There is no questioning his integrity in this matter. He has established his integrity for all to see. When he says that his position was left totally unclear on 1 July, as to whether he was the Auditor-General or whether he was not, and that he was not informed until some time around the 23rd of the month as to what his position was, I believe that what he says is true. That matter should have been resolved long before that. It should have been resolved before the end of the month of June, not into the third or fourth week of July.

There is no question that this Government and this Chief Minister have been quite out of order in not resolving that situation before now. To leave the Auditor-General in the position, as he points out, of being totally dependent on the whim of members of this Government as to whether he has tenure or whether he has not is totally unacceptable.

Ms Follett: I have done the same thing you did, Trevor.

MR KAINE: You did nothing of the kind.

Ms Follett: I did.

MR KAINE: You did nothing of the kind. The Auditor-General, under the Alliance Government, was given a temporary 12-month tenure appointment and the reasons why it was a temporary 12-month appointment are explained in his own report. All that was required, if you had some doubt about whether you wanted to give him a tenured appointment or not, was for you to give him another 12-month or six-month or three-month tenured appointment - not to put out a day-to-day commitment where you, as Chief Minister, can withdraw his warrant as Auditor-General at any time it suits you, at any time he upsets you, at any time he says anything that you find unacceptable. That seems to be the terms under which he is currently appointed.

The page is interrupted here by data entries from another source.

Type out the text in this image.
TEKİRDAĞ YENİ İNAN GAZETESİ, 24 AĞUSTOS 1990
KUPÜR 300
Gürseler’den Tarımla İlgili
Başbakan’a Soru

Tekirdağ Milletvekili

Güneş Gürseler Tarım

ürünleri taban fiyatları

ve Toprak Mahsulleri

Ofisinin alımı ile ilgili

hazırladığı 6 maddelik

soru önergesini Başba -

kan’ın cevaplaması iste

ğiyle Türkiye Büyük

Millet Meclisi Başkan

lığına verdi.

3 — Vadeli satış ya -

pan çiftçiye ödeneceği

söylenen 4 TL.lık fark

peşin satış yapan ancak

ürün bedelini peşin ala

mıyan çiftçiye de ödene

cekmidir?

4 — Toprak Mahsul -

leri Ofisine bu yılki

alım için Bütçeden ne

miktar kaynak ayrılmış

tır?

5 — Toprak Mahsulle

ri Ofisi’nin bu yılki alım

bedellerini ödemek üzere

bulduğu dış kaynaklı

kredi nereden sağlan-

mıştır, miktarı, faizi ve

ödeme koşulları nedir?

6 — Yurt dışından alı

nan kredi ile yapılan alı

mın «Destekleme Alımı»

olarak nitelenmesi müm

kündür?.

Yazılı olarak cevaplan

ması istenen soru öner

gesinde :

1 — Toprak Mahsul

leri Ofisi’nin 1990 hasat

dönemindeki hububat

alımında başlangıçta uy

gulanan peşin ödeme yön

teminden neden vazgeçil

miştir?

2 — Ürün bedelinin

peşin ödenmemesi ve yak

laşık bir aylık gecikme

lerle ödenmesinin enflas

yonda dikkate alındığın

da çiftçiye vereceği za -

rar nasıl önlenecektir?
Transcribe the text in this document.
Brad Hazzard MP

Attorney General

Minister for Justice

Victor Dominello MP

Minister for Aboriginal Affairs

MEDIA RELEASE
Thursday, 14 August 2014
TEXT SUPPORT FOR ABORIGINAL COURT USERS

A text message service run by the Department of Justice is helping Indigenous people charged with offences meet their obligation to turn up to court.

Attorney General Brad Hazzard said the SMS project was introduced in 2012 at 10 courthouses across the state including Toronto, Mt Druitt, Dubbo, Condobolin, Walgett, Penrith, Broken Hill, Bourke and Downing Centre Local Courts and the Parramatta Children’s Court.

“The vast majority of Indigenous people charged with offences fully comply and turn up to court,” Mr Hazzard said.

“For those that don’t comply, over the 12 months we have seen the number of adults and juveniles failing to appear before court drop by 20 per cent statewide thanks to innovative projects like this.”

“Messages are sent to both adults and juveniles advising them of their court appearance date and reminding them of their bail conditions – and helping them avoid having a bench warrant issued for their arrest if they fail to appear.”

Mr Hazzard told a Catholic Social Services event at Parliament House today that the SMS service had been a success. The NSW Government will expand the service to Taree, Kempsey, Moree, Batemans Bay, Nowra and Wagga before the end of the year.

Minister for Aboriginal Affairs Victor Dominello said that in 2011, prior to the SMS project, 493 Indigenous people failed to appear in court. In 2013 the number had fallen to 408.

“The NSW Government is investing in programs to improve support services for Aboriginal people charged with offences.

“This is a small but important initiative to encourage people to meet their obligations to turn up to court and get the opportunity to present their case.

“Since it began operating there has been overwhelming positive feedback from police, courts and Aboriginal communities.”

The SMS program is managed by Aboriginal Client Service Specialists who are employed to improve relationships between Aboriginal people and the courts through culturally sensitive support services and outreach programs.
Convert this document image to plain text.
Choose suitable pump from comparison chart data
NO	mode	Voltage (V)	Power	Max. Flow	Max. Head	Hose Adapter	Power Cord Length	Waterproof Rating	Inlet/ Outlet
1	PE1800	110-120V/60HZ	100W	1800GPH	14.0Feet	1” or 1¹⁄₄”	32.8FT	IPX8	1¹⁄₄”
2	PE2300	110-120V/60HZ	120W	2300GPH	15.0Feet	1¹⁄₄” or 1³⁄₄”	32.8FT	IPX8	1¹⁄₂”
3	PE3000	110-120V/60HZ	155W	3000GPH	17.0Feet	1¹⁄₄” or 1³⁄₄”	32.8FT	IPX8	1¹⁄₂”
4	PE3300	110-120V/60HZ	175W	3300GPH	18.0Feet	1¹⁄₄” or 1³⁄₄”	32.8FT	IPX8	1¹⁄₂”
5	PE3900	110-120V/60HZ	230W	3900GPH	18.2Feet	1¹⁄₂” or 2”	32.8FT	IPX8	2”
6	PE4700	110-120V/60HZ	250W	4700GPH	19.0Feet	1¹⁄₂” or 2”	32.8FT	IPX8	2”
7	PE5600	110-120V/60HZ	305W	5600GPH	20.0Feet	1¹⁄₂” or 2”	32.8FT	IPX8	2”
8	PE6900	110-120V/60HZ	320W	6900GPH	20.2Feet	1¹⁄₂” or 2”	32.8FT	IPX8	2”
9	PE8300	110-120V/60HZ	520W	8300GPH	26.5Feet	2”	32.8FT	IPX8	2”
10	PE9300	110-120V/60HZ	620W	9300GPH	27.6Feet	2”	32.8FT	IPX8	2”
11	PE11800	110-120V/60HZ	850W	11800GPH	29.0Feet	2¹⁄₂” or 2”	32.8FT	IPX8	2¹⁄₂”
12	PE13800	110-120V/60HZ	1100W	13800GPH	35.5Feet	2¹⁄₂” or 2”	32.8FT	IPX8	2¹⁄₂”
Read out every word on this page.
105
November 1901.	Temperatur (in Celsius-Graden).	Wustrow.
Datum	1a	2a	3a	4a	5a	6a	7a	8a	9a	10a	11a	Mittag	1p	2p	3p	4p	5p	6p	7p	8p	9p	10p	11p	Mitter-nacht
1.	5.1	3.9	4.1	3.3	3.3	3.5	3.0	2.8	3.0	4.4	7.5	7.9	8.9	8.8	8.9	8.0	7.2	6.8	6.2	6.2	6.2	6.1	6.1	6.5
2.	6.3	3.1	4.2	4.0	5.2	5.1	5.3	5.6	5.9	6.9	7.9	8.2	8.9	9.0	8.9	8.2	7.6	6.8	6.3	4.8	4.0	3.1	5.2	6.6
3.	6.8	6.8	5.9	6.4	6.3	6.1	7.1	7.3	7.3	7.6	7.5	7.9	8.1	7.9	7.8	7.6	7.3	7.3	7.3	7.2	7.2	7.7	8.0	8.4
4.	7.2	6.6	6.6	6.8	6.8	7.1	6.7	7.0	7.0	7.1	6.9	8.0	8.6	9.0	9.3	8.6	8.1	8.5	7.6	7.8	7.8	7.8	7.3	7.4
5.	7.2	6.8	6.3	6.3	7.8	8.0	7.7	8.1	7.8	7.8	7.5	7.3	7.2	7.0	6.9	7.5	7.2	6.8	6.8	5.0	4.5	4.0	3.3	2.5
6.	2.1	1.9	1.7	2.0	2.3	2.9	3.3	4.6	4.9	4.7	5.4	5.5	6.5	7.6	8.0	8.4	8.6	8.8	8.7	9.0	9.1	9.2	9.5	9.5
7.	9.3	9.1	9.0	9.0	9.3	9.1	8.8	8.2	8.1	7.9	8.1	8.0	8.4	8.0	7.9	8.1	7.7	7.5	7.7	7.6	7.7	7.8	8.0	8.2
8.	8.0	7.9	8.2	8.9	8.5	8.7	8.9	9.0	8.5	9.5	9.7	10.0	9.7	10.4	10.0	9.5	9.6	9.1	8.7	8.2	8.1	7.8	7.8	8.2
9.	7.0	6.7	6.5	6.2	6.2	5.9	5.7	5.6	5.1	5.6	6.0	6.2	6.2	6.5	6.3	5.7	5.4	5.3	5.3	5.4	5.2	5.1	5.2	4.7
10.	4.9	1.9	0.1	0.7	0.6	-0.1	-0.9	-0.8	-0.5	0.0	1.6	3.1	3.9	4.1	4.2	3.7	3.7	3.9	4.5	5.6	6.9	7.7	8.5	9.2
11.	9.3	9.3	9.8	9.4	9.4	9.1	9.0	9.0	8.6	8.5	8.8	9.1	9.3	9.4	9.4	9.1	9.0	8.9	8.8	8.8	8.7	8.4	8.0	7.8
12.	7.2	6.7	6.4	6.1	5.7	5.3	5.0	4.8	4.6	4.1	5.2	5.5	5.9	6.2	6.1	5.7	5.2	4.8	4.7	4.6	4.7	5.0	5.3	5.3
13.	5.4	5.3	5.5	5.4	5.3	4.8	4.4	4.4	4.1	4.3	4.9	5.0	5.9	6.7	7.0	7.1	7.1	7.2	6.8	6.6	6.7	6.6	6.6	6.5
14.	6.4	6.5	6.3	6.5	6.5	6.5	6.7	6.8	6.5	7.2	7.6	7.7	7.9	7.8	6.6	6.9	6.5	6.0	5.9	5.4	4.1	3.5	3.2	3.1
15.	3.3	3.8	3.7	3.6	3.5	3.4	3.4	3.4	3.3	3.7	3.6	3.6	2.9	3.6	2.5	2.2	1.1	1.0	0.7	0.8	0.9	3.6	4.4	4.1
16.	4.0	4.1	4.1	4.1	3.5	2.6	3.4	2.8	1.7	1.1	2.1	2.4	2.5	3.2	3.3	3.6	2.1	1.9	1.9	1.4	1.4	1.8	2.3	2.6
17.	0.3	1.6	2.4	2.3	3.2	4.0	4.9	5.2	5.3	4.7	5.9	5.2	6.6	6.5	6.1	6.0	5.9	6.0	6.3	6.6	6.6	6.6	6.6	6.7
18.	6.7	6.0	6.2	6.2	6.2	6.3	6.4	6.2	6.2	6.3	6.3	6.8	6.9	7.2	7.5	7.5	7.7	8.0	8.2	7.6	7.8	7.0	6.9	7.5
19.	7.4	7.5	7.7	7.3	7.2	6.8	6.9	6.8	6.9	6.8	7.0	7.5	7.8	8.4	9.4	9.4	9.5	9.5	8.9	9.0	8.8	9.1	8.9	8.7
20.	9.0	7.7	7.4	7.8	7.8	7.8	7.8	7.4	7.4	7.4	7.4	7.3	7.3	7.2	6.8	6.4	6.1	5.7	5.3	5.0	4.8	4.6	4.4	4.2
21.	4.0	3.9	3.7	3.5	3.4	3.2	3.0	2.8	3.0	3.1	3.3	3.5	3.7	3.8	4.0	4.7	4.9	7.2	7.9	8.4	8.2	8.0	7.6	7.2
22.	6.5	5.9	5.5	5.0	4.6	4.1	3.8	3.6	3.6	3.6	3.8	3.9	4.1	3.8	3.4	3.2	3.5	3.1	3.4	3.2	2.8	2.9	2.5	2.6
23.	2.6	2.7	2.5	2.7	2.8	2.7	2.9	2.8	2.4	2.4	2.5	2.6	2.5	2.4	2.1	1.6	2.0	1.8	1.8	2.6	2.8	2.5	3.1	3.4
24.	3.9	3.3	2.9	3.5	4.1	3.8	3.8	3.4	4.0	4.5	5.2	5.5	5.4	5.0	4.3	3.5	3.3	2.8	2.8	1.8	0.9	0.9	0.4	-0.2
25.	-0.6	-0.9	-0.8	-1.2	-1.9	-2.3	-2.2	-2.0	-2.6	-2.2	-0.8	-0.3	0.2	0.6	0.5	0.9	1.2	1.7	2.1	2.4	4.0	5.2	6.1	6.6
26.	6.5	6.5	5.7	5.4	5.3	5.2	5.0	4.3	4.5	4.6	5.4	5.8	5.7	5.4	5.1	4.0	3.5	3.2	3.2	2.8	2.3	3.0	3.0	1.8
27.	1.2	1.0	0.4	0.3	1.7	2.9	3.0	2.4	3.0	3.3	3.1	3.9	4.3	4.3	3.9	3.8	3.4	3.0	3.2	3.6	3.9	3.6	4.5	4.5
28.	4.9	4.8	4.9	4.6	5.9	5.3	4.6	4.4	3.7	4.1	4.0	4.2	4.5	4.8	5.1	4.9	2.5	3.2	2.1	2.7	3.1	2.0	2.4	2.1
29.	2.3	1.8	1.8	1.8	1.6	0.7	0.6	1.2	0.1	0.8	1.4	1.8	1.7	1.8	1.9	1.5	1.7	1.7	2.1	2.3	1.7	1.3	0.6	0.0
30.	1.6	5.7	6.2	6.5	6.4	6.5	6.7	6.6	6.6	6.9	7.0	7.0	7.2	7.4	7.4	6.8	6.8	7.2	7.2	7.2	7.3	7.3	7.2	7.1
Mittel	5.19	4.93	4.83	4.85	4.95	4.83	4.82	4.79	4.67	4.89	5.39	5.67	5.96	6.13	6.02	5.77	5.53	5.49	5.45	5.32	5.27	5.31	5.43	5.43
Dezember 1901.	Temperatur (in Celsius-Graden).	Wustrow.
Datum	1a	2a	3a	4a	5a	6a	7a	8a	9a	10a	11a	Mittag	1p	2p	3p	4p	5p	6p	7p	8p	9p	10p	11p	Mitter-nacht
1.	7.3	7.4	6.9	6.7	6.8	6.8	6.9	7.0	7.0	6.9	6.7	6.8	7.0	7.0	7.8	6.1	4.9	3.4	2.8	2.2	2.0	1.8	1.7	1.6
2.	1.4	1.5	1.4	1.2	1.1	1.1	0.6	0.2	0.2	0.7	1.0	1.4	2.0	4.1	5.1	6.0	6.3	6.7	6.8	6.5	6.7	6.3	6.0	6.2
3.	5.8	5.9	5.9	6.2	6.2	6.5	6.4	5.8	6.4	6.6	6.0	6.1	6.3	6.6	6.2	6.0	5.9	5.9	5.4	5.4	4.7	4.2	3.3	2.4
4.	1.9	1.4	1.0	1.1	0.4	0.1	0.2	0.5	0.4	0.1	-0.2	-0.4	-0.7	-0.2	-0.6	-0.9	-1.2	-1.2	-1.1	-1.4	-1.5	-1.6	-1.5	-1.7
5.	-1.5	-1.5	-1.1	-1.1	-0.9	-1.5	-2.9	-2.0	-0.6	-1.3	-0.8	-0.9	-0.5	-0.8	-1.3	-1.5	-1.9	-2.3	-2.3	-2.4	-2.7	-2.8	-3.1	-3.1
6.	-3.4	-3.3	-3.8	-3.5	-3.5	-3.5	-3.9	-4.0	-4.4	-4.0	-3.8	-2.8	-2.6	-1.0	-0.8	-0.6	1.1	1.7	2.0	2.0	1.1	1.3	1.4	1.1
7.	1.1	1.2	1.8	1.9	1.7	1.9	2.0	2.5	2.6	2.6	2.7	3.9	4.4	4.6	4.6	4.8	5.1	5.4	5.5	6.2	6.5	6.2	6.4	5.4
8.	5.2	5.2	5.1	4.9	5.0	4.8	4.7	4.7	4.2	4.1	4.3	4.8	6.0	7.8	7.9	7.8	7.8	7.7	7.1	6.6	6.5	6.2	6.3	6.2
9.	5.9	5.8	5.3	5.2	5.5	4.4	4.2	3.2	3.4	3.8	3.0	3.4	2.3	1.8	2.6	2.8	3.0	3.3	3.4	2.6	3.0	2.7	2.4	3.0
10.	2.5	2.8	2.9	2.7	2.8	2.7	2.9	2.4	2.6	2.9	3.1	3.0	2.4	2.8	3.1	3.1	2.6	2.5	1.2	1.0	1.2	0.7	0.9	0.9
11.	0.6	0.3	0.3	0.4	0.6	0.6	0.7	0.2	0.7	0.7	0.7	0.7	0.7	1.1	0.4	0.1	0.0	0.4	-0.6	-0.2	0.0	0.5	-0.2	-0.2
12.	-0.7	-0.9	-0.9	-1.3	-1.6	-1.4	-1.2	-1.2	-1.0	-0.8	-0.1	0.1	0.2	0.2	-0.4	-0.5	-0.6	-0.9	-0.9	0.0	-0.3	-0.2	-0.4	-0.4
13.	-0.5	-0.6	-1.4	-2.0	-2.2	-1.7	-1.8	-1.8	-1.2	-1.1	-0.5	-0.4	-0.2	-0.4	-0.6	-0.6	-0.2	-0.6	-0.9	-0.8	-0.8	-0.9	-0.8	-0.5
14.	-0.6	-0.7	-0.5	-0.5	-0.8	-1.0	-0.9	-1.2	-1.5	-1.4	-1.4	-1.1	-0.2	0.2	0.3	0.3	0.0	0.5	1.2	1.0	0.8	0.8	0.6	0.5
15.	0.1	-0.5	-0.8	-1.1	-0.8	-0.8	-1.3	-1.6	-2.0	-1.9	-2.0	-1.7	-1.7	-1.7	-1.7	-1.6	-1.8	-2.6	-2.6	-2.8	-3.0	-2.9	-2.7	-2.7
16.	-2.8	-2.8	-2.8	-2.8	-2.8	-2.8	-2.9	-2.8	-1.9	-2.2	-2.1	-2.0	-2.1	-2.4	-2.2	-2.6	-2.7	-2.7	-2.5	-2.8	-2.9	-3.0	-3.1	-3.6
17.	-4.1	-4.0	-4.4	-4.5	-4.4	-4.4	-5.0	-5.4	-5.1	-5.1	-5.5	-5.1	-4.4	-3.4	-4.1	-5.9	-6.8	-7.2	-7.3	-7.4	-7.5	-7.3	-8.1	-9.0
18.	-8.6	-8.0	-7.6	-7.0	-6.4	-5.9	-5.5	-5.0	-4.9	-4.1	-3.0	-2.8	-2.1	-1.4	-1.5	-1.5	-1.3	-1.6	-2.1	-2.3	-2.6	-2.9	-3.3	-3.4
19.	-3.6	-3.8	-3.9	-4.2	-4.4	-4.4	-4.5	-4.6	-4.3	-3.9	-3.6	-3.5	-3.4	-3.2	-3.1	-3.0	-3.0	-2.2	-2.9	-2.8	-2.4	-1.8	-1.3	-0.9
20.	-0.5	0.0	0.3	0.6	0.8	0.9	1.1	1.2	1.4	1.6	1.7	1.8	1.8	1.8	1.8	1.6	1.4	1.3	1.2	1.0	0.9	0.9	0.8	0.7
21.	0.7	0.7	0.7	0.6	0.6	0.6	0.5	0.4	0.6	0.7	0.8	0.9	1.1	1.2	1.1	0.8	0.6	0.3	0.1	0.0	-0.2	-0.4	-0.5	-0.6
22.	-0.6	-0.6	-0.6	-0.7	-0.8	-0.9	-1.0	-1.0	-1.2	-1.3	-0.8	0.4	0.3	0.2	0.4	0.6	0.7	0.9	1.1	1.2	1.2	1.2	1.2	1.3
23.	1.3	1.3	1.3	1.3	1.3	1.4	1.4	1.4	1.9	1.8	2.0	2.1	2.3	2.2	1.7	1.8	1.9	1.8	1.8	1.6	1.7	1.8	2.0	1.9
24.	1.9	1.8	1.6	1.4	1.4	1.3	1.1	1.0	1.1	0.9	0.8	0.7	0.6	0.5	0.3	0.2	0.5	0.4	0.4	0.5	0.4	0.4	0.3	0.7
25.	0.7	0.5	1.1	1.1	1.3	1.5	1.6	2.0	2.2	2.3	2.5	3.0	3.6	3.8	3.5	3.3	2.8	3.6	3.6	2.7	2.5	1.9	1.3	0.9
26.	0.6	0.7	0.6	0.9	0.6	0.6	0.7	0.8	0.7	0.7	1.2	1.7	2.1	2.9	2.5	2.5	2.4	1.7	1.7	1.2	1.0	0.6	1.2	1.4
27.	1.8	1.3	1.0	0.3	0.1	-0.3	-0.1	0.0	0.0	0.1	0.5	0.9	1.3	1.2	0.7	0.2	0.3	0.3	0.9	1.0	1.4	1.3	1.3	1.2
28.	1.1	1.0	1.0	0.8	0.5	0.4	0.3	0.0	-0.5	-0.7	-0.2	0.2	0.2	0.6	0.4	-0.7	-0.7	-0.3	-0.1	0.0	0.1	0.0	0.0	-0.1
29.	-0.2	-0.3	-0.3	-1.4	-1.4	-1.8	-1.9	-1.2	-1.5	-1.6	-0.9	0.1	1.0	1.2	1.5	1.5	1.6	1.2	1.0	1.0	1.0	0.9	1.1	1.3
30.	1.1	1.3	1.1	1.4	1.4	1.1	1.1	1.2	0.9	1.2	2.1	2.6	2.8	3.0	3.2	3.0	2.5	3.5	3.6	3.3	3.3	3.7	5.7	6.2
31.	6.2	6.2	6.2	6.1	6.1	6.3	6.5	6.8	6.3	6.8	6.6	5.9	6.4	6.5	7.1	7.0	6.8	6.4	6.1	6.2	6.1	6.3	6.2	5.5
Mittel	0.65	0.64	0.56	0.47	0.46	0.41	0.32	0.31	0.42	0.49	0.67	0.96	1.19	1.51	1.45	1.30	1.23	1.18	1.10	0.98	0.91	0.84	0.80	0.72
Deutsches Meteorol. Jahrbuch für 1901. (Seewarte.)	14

It is totally unacceptable. It would be unacceptable in any environment. It is totally unacceptable where the Auditor-General has a duty and a responsibility not to you but to this Assembly. For you to give him an appointment which is so tenuous and which rests entirely on your whim as to whether his tenure continues or not is totally unacceptable in any circumstances. You have the opinion of a number of other auditors-general throughout Australia as to what they think of it. Their opinion is a proper professional view.